The following scheme works well and uses Stannous Chloride which can easily be made from Tin metal and HCl or purchased.
It is taken from J. Material Sci. Technol., 2010, 26(2), 187-192.
"Active Stainless Steel/SnO2-CeO2 Anodes for Pollutants Oxidation Prepared by Thermal Decomposition."
(The paper is two posts above)
The procedure requires a reflux apparatus which need not be very elaborate. The prodedure from the article is as follows:
The precursor solution of SnO2-CeO2 was prepared by dissolving 4.52g SnCl2:2H2O and
0.09g CeCl3:7H2O in 50ml Ethyl alcohol. Firstly, the solution was stirred at room temperature
for 30 min. Secondly, the solution was heated and refuxed at 80C for 5 h. And then, after
sealing at room temperature for 24 h, the precursor solution was finally formed, which was
light yellow and transparent.
Antimony or other compounds can be substituted for the Ce dopant.
Detailed description
2.5 grams SnCl2:2H20 was dissolved in 15ml Distilled Methylated spirits.
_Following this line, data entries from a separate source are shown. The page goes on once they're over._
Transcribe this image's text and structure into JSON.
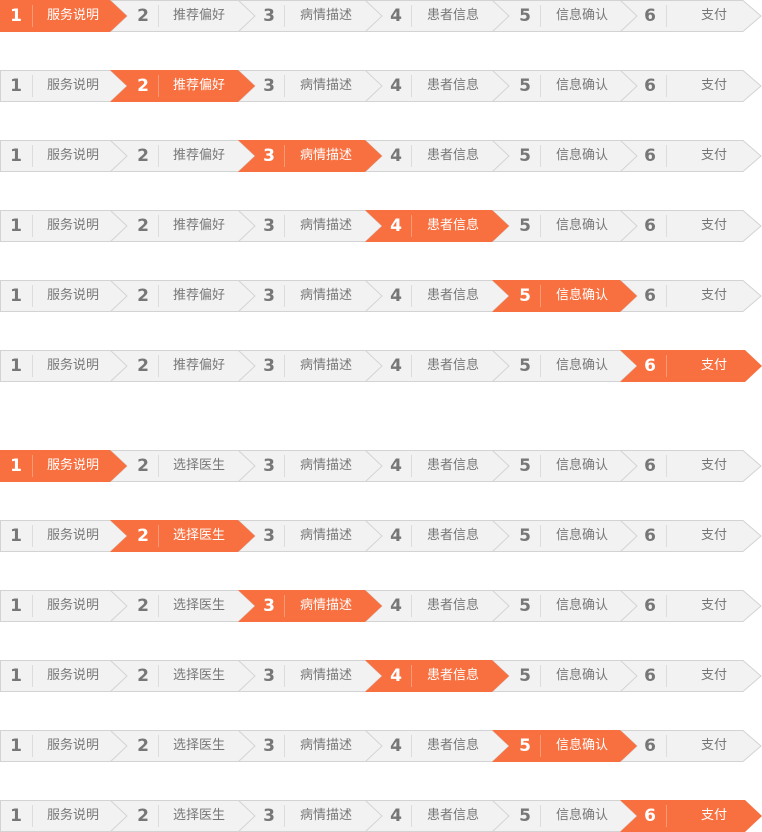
{
  "colors": {
    "active": "#f87040",
    "inactive": "#f2f2f2",
    "border": "#d3d3d3",
    "divider": "#dcdcdc",
    "text": "#777777",
    "active_text": "#ffffff"
  },
  "wizards": [
    {
      "name": "flow-recommendation",
      "steps": [
        {
          "num": "1",
          "label": "服务说明"
        },
        {
          "num": "2",
          "label": "推荐偏好"
        },
        {
          "num": "3",
          "label": "病情描述"
        },
        {
          "num": "4",
          "label": "患者信息"
        },
        {
          "num": "5",
          "label": "信息确认"
        },
        {
          "num": "6",
          "label": "支付"
        }
      ],
      "active_states": [
        1,
        2,
        3,
        4,
        5,
        6
      ]
    },
    {
      "name": "flow-choose-doctor",
      "steps": [
        {
          "num": "1",
          "label": "服务说明"
        },
        {
          "num": "2",
          "label": "选择医生"
        },
        {
          "num": "3",
          "label": "病情描述"
        },
        {
          "num": "4",
          "label": "患者信息"
        },
        {
          "num": "5",
          "label": "信息确认"
        },
        {
          "num": "6",
          "label": "支付"
        }
      ],
      "active_states": [
        1,
        2,
        3,
        4,
        5,
        6
      ]
    }
  ]
}
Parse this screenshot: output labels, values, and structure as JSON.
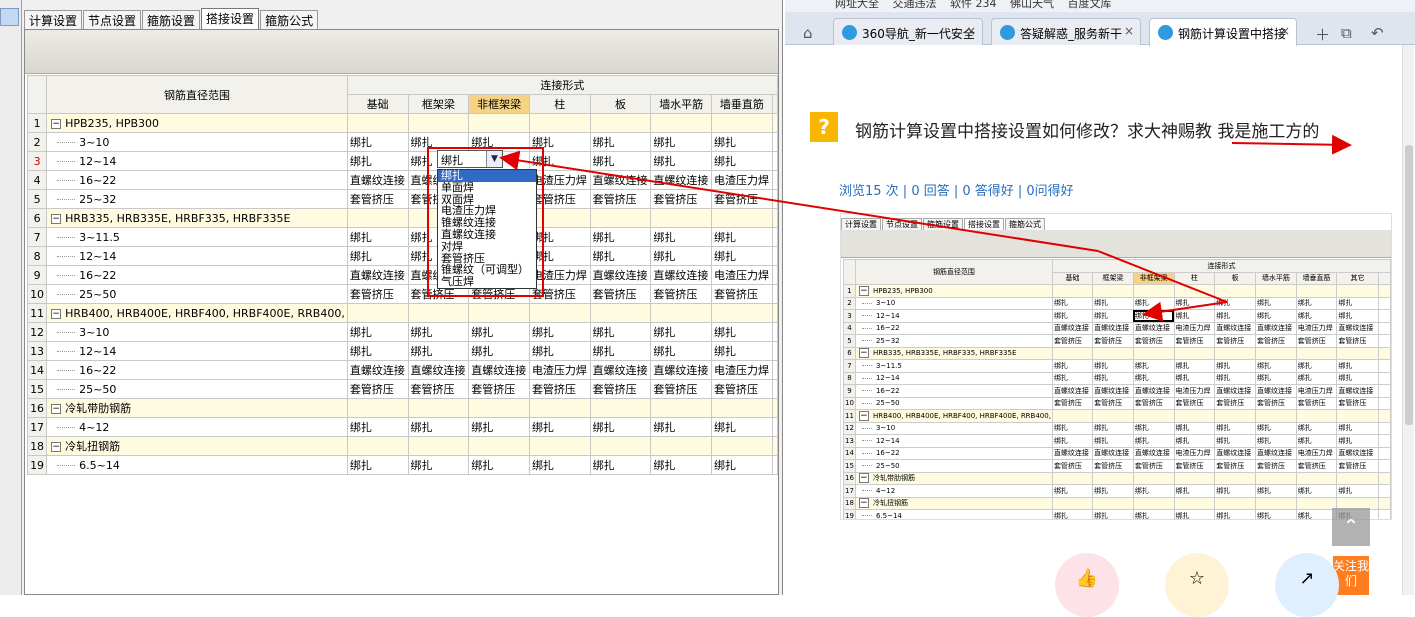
{
  "left_app": {
    "tabs": [
      "计算设置",
      "节点设置",
      "箍筋设置",
      "搭接设置",
      "箍筋公式"
    ],
    "active_tab": "搭接设置",
    "header": {
      "range_label": "钢筋直径范围",
      "group_label": "连接形式",
      "columns": [
        "基础",
        "框架梁",
        "非框架梁",
        "柱",
        "板",
        "墙水平筋",
        "墙垂直筋"
      ]
    },
    "rows": [
      {
        "n": "1",
        "label": "HPB235, HPB300",
        "group": true,
        "cells": []
      },
      {
        "n": "2",
        "label": "3~10",
        "cells": [
          "绑扎",
          "绑扎",
          "绑扎",
          "绑扎",
          "绑扎",
          "绑扎",
          "绑扎"
        ]
      },
      {
        "n": "3",
        "label": "12~14",
        "cells": [
          "绑扎",
          "绑扎",
          "绑扎",
          "绑扎",
          "绑扎",
          "绑扎",
          "绑扎"
        ]
      },
      {
        "n": "4",
        "label": "16~22",
        "cells": [
          "直螺纹连接",
          "直螺纹连接",
          "直螺纹连接",
          "电渣压力焊",
          "直螺纹连接",
          "直螺纹连接",
          "电渣压力焊"
        ]
      },
      {
        "n": "5",
        "label": "25~32",
        "cells": [
          "套管挤压",
          "套管挤压",
          "套管挤压",
          "套管挤压",
          "套管挤压",
          "套管挤压",
          "套管挤压"
        ]
      },
      {
        "n": "6",
        "label": "HRB335, HRB335E, HRBF335, HRBF335E",
        "group": true,
        "cells": []
      },
      {
        "n": "7",
        "label": "3~11.5",
        "cells": [
          "绑扎",
          "绑扎",
          "绑扎",
          "绑扎",
          "绑扎",
          "绑扎",
          "绑扎"
        ]
      },
      {
        "n": "8",
        "label": "12~14",
        "cells": [
          "绑扎",
          "绑扎",
          "绑扎",
          "绑扎",
          "绑扎",
          "绑扎",
          "绑扎"
        ]
      },
      {
        "n": "9",
        "label": "16~22",
        "cells": [
          "直螺纹连接",
          "直螺纹连接",
          "直螺纹连接",
          "电渣压力焊",
          "直螺纹连接",
          "直螺纹连接",
          "电渣压力焊"
        ]
      },
      {
        "n": "10",
        "label": "25~50",
        "cells": [
          "套管挤压",
          "套管挤压",
          "套管挤压",
          "套管挤压",
          "套管挤压",
          "套管挤压",
          "套管挤压"
        ]
      },
      {
        "n": "11",
        "label": "HRB400, HRB400E, HRBF400, HRBF400E, RRB400,",
        "group": true,
        "cells": []
      },
      {
        "n": "12",
        "label": "3~10",
        "cells": [
          "绑扎",
          "绑扎",
          "绑扎",
          "绑扎",
          "绑扎",
          "绑扎",
          "绑扎"
        ]
      },
      {
        "n": "13",
        "label": "12~14",
        "cells": [
          "绑扎",
          "绑扎",
          "绑扎",
          "绑扎",
          "绑扎",
          "绑扎",
          "绑扎"
        ]
      },
      {
        "n": "14",
        "label": "16~22",
        "cells": [
          "直螺纹连接",
          "直螺纹连接",
          "直螺纹连接",
          "电渣压力焊",
          "直螺纹连接",
          "直螺纹连接",
          "电渣压力焊"
        ]
      },
      {
        "n": "15",
        "label": "25~50",
        "cells": [
          "套管挤压",
          "套管挤压",
          "套管挤压",
          "套管挤压",
          "套管挤压",
          "套管挤压",
          "套管挤压"
        ]
      },
      {
        "n": "16",
        "label": "冷轧带肋钢筋",
        "group": true,
        "cells": []
      },
      {
        "n": "17",
        "label": "4~12",
        "cells": [
          "绑扎",
          "绑扎",
          "绑扎",
          "绑扎",
          "绑扎",
          "绑扎",
          "绑扎"
        ]
      },
      {
        "n": "18",
        "label": "冷轧扭钢筋",
        "group": true,
        "cells": []
      },
      {
        "n": "19",
        "label": "6.5~14",
        "cells": [
          "绑扎",
          "绑扎",
          "绑扎",
          "绑扎",
          "绑扎",
          "绑扎",
          "绑扎"
        ]
      }
    ],
    "combo_value": "绑扎",
    "dropdown_options": [
      "绑扎",
      "单面焊",
      "双面焊",
      "电渣压力焊",
      "锥螺纹连接",
      "直螺纹连接",
      "对焊",
      "套管挤压",
      "锥螺纹（可调型）",
      "气压焊"
    ]
  },
  "browser": {
    "bookmarks": [
      "网址大全",
      "交通违法",
      "软件 234",
      "佛山天气",
      "百度文库"
    ],
    "tabs": [
      "360导航_新一代安全",
      "答疑解惑_服务新干",
      "钢筋计算设置中搭接"
    ],
    "question_title": "钢筋计算设置中搭接设置如何修改？求大神赐教 我是施工方的",
    "stats": "浏览15 次 | 0 回答 | 0 答得好 | 0问得好",
    "shot_extra_col": "其它",
    "follow_label": "关注我们",
    "accent_color": "#2a6ebb"
  }
}
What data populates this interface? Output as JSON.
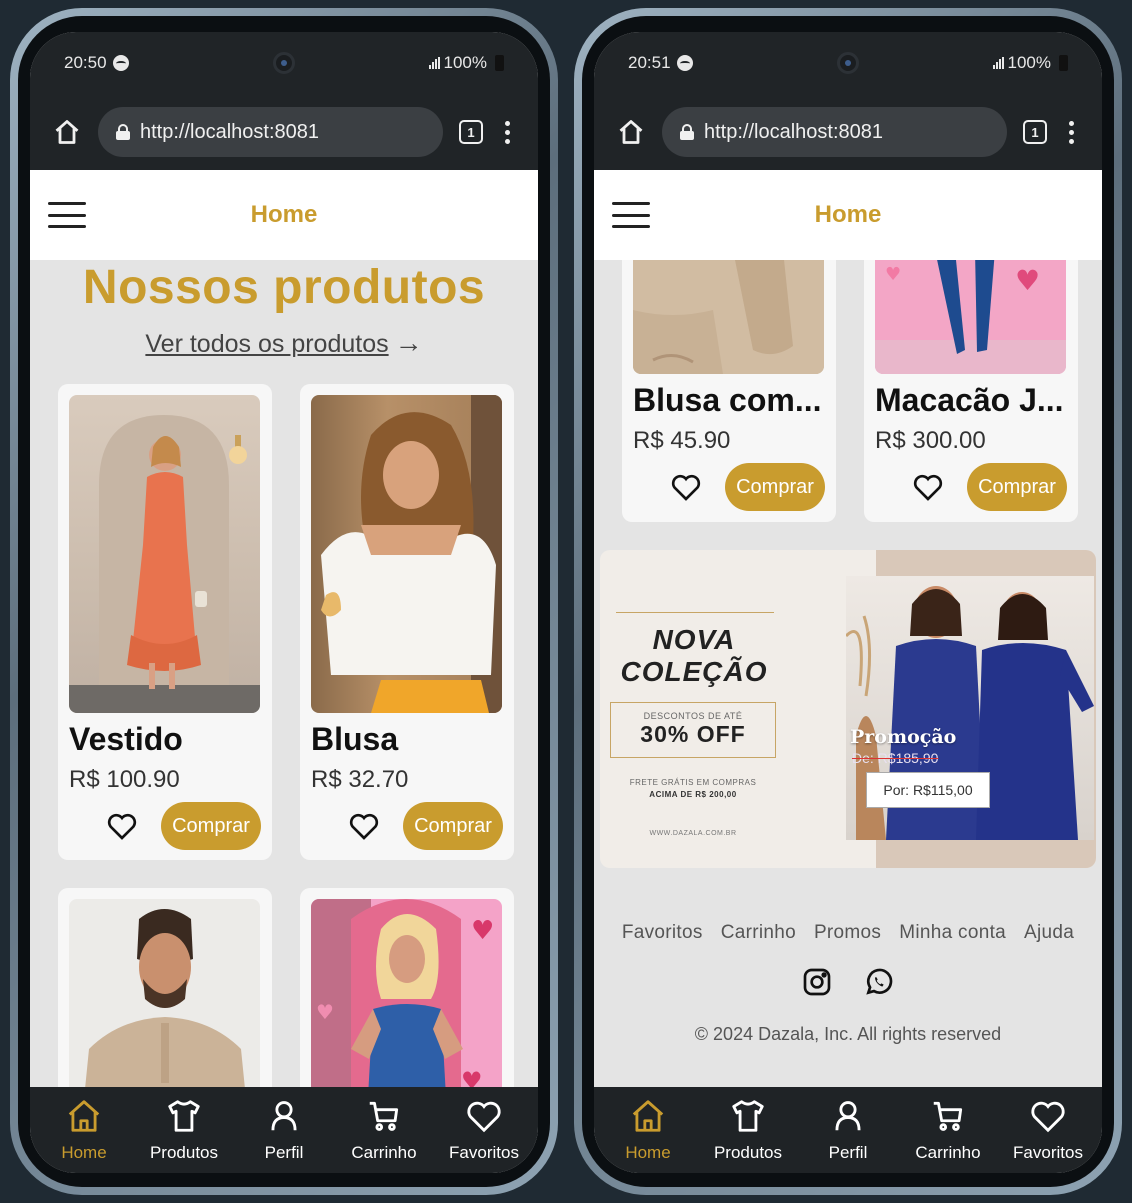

0.52g of a liquid containing 31.8% Sb was added. (The Sb liquid was made from Antimony metal + HCl + H202.)
The solution turned slightly milkey due to the presence of water. (It went clear when reflux started.)
The solution was then stirred for approx. half an hour at room temperature and then refluxed for 5 hours. At the end of reflux the solution was
slightly cloudy.
The solution was put into a stoppered bottle and let sit 24 hours. At this stage it was very slightly yellow and slightly cloudy.
A piece of Grade 1 Ti that had been etched for approx. 2 hours in 12% HCl at 90°C was washed in clean water and dried with a heat gun. The Ti was
then liberaly brushed with the solution and let drip dry for 5 minutes.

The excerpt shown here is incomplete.